Добавить в цитаты Настройки чтения

Страница 30 из 48



— До каких пор голодать будем?

— Нормочку ввел!

— Подавись ты своей нормой!

— Вши заели, побаниться негде!

— Давай расчет, хозяин!

— Расчет! Расчет!

Маруся вскочила на табуретку, затем — на стол.

— Да будет вам, — закричала она, высоко подняв руку.

Все замолчали, пораженные, ее неожиданным вмешательством.

— Вы на прораба-то нашего поглядите!

Взоры всех, как по команде, обратились к Макарову.

Он стоял посреди барака, в черной, засмаленной косоворотке, расстегнутой на груди, в таких же спецовочных брюках, заправленных в белые от гипсовой пыли брезентовые сапоги.

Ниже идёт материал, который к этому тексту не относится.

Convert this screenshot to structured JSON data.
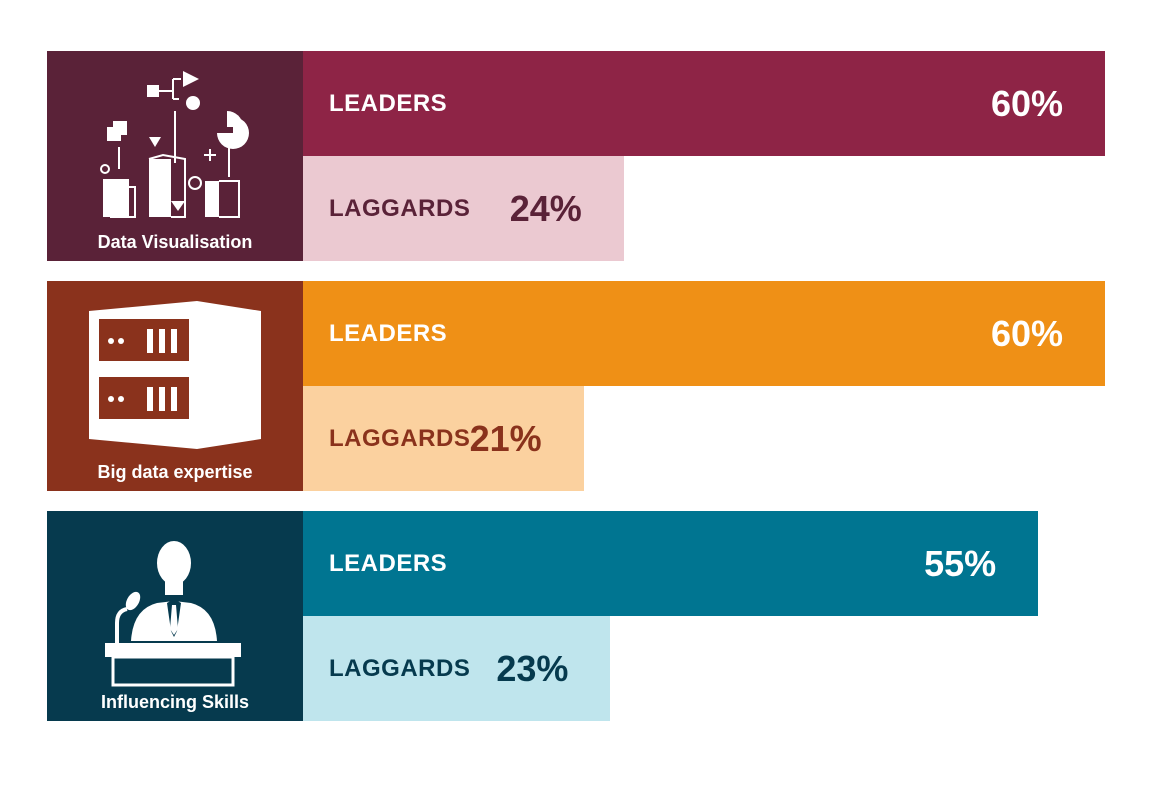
{
  "chart_data": {
    "type": "bar",
    "orientation": "horizontal",
    "categories": [
      "Data Visualisation",
      "Big data expertise",
      "Influencing Skills"
    ],
    "series": [
      {
        "name": "LEADERS",
        "values": [
          60,
          60,
          55
        ]
      },
      {
        "name": "LAGGARDS",
        "values": [
          24,
          21,
          23
        ]
      }
    ],
    "value_labels": {
      "leaders": [
        "60%",
        "60%",
        "55%"
      ],
      "laggards": [
        "24%",
        "21%",
        "23%"
      ]
    },
    "xlim": [
      0,
      60
    ],
    "grid": false,
    "legend": "none"
  },
  "groups": [
    {
      "category": "Data Visualisation",
      "icon": "data-visualisation-icon",
      "panel_color": "#5a2238",
      "leaders": {
        "label": "LEADERS",
        "value": 60,
        "value_label": "60%",
        "bar_color": "#8e2446",
        "label_color": "#ffffff",
        "value_color": "#ffffff"
      },
      "laggards": {
        "label": "LAGGARDS",
        "value": 24,
        "value_label": "24%",
        "bar_color": "#ebc9d1",
        "label_color": "#5a2238",
        "value_color": "#5a2238"
      }
    },
    {
      "category": "Big data expertise",
      "icon": "server-rack-icon",
      "panel_color": "#8a321c",
      "leaders": {
        "label": "LEADERS",
        "value": 60,
        "value_label": "60%",
        "bar_color": "#ef9016",
        "label_color": "#ffffff",
        "value_color": "#ffffff"
      },
      "laggards": {
        "label": "LAGGARDS",
        "value": 21,
        "value_label": "21%",
        "bar_color": "#fbd19f",
        "label_color": "#8a321c",
        "value_color": "#8a321c"
      }
    },
    {
      "category": "Influencing Skills",
      "icon": "speaker-podium-icon",
      "panel_color": "#063a4e",
      "leaders": {
        "label": "LEADERS",
        "value": 55,
        "value_label": "55%",
        "bar_color": "#007591",
        "label_color": "#ffffff",
        "value_color": "#ffffff"
      },
      "laggards": {
        "label": "LAGGARDS",
        "value": 23,
        "value_label": "23%",
        "bar_color": "#bfe5ed",
        "label_color": "#063a4e",
        "value_color": "#063a4e"
      }
    }
  ]
}
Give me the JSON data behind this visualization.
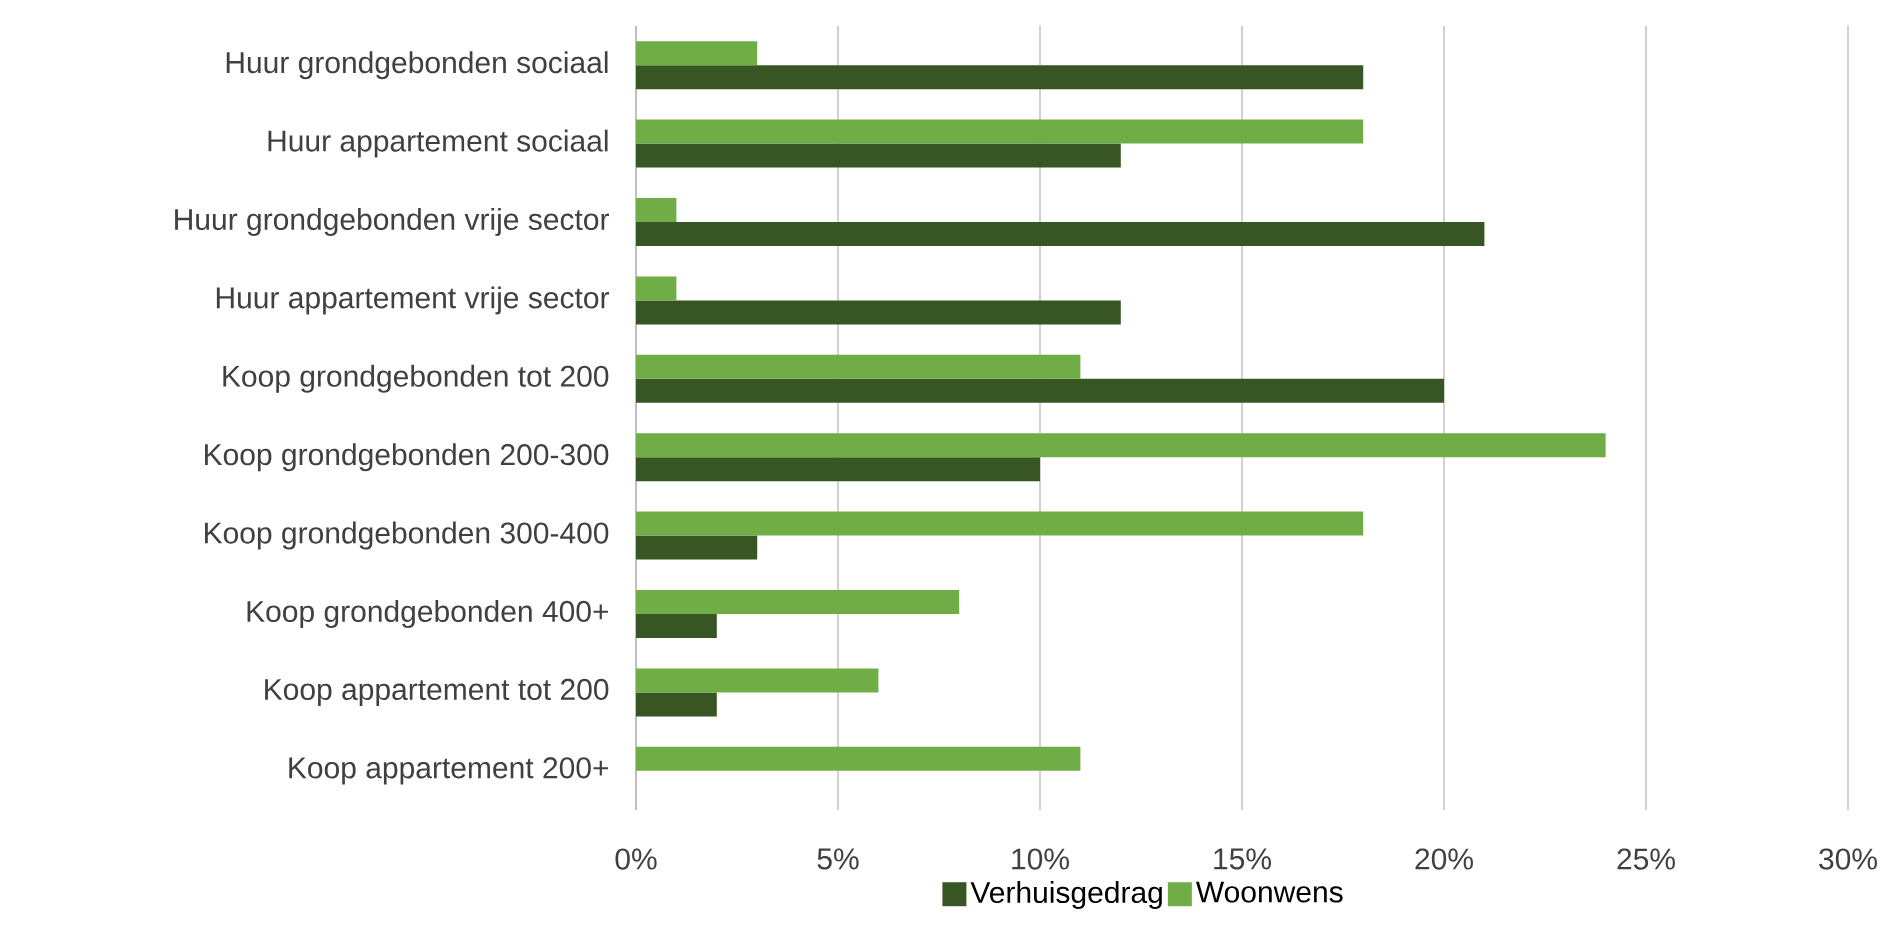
{
  "chart_data": {
    "type": "bar",
    "orientation": "horizontal",
    "categories": [
      "Huur grondgebonden sociaal",
      "Huur appartement sociaal",
      "Huur grondgebonden vrije sector",
      "Huur appartement vrije sector",
      "Koop grondgebonden tot 200",
      "Koop grondgebonden 200-300",
      "Koop grondgebonden 300-400",
      "Koop grondgebonden 400+",
      "Koop appartement tot 200",
      "Koop appartement 200+"
    ],
    "series": [
      {
        "name": "Verhuisgedrag",
        "color": "#375623",
        "values": [
          18,
          12,
          21,
          12,
          20,
          10,
          3,
          2,
          2,
          0
        ]
      },
      {
        "name": "Woonwens",
        "color": "#70ad47",
        "values": [
          3,
          18,
          1,
          1,
          11,
          24,
          18,
          8,
          6,
          11
        ]
      }
    ],
    "xlim": [
      0,
      30
    ],
    "xticks": [
      {
        "value": 0,
        "label": "0%"
      },
      {
        "value": 5,
        "label": "5%"
      },
      {
        "value": 10,
        "label": "10%"
      },
      {
        "value": 15,
        "label": "15%"
      },
      {
        "value": 20,
        "label": "20%"
      },
      {
        "value": 25,
        "label": "25%"
      },
      {
        "value": 30,
        "label": "30%"
      }
    ],
    "grid": "x",
    "legend": "bottom"
  }
}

В его глазах были боль и недоумение.

Это уже был не тот молодой человек в костюме и фетровой шляпе, который несколько месяцев тому назад вышел из поезда на станции Мукры. Он уже крепко пообтерся среди рабочих, хватил не один фунт лиха. И разве он жил в лучших условиях, чем рабочие? А ведь он нес ответственность за них, за порученную ему работу как прораб, как коммунист.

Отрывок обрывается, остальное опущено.